A more fine-grained approach might be to parse that file (it's JSON) and strip out some sort of workspace information, but how to do this minimally without losing things like my menu-hide preference (why isn't this in ~/.config/sublime-text-Packages/User/Preferences.sublime-settings
instead, BTW?) would take me more than 0 minutes of effort, so I'm going with the brute-force method now.
Hi @tsbertalan, yes, this weird behaviour of subl -n
jumping to another workspace started happening on my system too, a few months ago. Note that it only happens sometimes/rarely (at least on Arch+Cinnamon, which is what I use).
Frankly I have given up hope on this ever working properly, I have spent way too many hours trying to fix this. It is sad because I am/was a huge fan of Sublime for many years (it being my main driver/IDE), but this issue renders it unusable with my workflow, which involves spreading out multiple projects across my workspaces.
FWIW, the script still works properly when opening sublime "projects" (although you have to open them via the sublime-workspace
file, as opening the sublime-project
file will occasionally cause sublime to crash - another long-standing issue on Linux).
If you want to look into tweaking the JSON file before launch, you can try https://github.com/trentm/json to do so, it works great. However, after having a quick glance at Session.sublime_session
, I could not figure out any workspace information that could be tweaked.
Best of luck!
Oh, sure, if I were to go the config-editing route, I'd probably use the python stdlib. But I'd still be deleting things that subl thought were important to save, which seems pretty wrong. Anyway, as I said, my workaround is good enough if you see subl as more of a one-off editor than a full IDE, which is how I use it.

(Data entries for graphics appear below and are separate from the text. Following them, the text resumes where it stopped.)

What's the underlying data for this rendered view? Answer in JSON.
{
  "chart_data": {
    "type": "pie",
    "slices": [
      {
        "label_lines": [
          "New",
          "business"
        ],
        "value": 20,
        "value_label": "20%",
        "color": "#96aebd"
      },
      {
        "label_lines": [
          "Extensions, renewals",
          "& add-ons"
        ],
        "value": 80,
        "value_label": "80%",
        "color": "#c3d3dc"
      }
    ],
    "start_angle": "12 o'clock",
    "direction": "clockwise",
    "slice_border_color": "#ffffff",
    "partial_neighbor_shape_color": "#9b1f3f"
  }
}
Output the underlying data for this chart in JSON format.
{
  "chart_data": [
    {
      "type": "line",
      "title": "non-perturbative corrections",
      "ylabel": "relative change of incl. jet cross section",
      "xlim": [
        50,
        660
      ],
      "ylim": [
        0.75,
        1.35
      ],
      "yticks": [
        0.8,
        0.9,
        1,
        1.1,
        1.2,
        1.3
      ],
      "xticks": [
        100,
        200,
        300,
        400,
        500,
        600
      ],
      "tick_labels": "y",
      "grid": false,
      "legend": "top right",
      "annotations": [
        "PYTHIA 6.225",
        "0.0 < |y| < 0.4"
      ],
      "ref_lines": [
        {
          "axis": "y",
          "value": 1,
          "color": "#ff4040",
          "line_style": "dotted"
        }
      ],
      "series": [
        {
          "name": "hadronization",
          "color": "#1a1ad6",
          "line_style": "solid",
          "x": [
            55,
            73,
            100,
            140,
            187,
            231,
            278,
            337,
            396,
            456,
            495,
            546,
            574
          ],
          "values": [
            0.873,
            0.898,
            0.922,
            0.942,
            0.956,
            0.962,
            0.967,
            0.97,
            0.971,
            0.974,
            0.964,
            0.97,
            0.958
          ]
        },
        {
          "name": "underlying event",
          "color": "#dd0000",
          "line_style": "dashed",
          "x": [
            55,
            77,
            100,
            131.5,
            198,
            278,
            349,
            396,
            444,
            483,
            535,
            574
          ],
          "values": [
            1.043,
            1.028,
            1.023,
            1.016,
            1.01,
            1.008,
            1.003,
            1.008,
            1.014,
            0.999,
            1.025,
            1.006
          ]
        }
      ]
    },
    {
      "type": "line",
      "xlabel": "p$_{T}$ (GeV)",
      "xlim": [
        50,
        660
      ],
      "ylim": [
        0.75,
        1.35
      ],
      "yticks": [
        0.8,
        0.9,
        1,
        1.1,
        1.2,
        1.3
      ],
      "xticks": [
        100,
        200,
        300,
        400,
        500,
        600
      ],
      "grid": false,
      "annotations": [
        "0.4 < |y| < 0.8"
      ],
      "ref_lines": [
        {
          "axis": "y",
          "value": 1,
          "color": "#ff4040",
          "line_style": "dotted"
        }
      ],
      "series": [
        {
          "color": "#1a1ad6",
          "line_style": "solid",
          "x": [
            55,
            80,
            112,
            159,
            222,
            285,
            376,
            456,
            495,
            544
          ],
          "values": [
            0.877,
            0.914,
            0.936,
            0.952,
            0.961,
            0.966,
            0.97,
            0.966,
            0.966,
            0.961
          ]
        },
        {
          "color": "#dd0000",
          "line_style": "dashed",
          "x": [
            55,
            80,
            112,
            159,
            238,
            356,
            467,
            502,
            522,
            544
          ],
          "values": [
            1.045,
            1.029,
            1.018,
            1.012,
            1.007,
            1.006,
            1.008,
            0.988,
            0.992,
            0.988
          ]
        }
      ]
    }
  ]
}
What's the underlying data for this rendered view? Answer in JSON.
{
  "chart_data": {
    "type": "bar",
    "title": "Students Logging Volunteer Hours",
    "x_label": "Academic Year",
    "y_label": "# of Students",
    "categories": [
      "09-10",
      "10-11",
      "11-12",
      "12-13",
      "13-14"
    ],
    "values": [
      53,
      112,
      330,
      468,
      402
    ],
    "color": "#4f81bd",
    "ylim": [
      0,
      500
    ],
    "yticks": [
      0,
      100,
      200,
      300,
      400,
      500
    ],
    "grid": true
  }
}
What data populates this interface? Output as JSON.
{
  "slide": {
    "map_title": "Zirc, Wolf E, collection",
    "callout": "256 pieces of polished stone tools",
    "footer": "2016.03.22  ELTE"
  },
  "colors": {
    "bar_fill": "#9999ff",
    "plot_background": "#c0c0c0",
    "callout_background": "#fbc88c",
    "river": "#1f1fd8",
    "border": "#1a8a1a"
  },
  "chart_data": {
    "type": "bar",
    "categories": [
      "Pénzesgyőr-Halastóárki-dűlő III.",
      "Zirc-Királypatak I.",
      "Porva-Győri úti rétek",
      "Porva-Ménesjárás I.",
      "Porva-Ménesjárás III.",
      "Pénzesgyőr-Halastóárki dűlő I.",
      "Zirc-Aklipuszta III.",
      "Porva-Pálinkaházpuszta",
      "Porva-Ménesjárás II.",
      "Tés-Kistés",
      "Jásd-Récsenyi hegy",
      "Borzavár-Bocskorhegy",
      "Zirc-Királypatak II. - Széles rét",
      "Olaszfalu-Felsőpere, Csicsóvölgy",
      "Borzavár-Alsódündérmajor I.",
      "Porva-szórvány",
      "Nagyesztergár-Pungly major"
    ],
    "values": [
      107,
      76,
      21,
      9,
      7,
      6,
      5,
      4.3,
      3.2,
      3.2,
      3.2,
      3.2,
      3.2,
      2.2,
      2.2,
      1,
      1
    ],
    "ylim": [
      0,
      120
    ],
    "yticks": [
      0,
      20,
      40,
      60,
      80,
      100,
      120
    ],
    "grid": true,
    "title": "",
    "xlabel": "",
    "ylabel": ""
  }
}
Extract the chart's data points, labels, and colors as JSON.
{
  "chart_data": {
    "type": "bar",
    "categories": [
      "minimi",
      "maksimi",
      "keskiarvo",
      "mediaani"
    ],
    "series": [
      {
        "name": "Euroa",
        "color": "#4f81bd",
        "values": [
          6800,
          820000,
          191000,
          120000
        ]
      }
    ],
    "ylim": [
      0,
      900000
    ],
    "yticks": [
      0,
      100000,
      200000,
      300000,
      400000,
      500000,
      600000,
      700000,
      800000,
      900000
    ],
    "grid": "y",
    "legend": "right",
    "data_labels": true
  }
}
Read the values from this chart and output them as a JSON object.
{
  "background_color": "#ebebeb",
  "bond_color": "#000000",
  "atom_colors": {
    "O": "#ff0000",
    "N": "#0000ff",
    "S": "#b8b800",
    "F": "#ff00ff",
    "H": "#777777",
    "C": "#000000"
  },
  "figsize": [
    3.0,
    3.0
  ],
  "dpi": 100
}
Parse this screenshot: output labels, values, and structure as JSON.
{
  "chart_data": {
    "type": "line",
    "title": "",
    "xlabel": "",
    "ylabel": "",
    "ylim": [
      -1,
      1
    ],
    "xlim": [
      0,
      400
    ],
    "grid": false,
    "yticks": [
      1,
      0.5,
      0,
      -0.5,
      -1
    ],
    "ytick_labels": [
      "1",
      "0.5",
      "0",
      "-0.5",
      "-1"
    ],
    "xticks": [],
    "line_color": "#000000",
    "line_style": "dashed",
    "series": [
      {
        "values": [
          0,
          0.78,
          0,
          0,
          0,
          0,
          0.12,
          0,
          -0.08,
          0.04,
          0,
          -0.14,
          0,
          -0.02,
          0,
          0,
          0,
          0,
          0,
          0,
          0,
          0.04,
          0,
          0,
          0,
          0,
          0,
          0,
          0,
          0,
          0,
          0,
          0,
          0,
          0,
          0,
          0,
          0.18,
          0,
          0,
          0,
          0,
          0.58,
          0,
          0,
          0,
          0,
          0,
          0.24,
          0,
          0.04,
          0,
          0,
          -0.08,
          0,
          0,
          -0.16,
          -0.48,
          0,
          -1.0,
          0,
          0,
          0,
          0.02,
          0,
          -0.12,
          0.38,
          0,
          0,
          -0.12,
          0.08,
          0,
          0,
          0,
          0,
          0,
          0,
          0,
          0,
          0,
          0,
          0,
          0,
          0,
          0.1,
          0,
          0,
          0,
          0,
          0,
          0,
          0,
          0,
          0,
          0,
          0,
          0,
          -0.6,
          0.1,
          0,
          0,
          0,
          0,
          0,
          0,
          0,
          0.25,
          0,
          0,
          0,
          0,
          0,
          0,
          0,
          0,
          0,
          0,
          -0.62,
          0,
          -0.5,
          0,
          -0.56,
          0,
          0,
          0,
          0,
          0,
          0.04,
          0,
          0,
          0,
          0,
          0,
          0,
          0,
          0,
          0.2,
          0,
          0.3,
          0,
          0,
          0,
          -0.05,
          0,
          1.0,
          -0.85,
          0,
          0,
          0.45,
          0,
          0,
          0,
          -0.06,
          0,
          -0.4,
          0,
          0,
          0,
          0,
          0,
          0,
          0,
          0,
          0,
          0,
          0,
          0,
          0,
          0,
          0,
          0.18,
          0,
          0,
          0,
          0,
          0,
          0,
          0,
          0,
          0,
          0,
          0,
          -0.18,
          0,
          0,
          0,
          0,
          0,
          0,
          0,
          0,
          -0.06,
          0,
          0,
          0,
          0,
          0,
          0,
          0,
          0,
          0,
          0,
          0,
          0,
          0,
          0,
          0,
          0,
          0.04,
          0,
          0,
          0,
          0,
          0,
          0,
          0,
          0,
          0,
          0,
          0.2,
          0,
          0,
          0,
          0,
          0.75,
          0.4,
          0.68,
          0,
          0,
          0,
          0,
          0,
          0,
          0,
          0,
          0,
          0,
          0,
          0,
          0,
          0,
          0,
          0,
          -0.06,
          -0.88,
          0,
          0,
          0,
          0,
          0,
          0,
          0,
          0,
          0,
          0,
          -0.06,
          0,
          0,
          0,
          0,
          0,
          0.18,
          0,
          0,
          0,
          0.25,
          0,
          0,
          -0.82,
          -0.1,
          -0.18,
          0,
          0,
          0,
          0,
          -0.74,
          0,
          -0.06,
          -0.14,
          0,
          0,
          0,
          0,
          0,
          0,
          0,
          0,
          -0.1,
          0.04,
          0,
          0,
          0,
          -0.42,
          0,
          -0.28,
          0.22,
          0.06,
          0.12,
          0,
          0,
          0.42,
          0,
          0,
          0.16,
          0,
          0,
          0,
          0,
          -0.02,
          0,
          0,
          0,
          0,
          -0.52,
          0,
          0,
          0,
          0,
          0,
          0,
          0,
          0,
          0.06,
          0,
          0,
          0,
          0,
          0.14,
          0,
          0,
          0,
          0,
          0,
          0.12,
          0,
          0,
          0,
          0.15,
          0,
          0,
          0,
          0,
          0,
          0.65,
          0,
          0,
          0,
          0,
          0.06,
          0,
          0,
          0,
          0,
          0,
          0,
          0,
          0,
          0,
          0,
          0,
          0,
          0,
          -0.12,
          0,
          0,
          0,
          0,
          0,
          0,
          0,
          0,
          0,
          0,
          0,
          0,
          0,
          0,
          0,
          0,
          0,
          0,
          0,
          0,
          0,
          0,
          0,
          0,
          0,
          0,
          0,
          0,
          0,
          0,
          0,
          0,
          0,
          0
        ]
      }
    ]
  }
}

You can add "remember_workspace": false
to your settings file
remember_workspace
makes Sublime Text remember what workspace each window was in last. When set to false the OS left to determine which workspace a window is opened in. This doesn't work with Wayland.
It worked for me.
@adip1343 Thanks, that seems to work on Windows, at least. I'll keep the workaround on Linux, and I guess check back in a few months (or maybe whenever I update my Ubuntu from 20.04) to see if remember_workspace
is honored there.
"remember_workspace": false
in Ubuntu 22.04 worked for me. Thanks, @adip1343
I can confirm that "remember_workspace": false also worked for me in Ubuntu 22.04
@odellcraig, thanks a lot!!!!
What a stupid behavior. This is annoying for every user working with multiple workspaces. Funnily i ditched GNOME-text-editor due to that and thought something more advanced like sublime would honor logical behaviour (no developer wants any file to open on a different workspace within a completely unrelated context). But wow, even here. Can not believe it.